Step 2: Trigger a Blocked Request
When the agent attempts to reach an endpoint that is not in the baseline policy, OpenShell blocks the connection and displays the request in the TUI.
The blocked request includes the following details:
- Host and port of the destination.
- Binary that initiated the request.
- HTTP method and path, if available.
Step 3: Approve or Deny the Request
The TUI presents an approval prompt for each blocked request.
- Approve the request to add the endpoint to the running policy for the current session.
- Deny the request to keep the endpoint blocked.
Approved endpoints remain in the running policy until the sandbox stops.
They are not persisted to the baseline policy file.
Step 4: Run the Walkthrough
To observe the approval flow in a guided session, run the walkthrough script:
$ ./scripts/walkthrough.sh
This script opens a split tmux session with the TUI on the left and the agent on the right.
The walkthrough requires tmux and the NVIDIA_API_KEY environment variable.
Add, remove, or modify the endpoints that the sandbox is allowed to reach.
The sandbox policy is defined in a declarative YAML file in the NemoClaw repository and enforced at runtime by NVIDIA OpenShell.

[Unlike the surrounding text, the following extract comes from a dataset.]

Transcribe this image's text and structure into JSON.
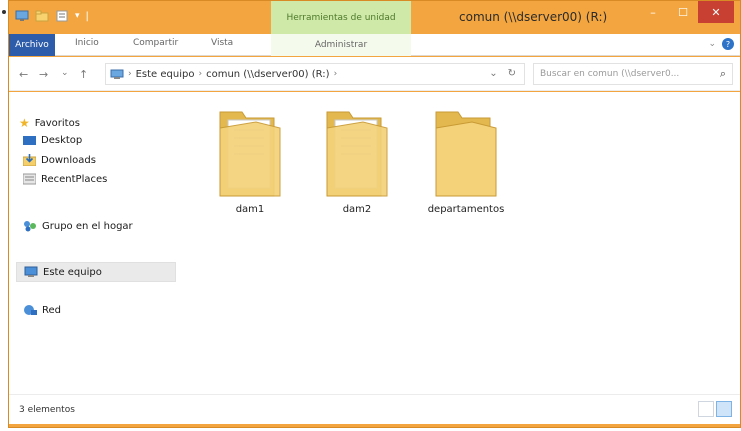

NemoClaw supports both static policy changes that persist across restarts and dynamic updates applied to a running sandbox through the OpenShell CLI.
Step 5: Static Changes
Static changes modify the baseline policy file and take effect after the next sandbox creation.
Edit the Policy File
Open nemoclaw-blueprint/policies/openclaw-sandbox.yaml and add or modify endpoint entries.
If you only need one of the built-in presets, use nemoclaw <name> policy-add instead of editing YAML by hand:
$ nemoclaw my-assistant policy-add
To remove a previously applied preset, use nemoclaw <name> policy-remove:
$ nemoclaw my-assistant policy-remove
Use a manual YAML edit when you need to allow custom hosts that are not covered by a preset, such as an internal API or a weather service.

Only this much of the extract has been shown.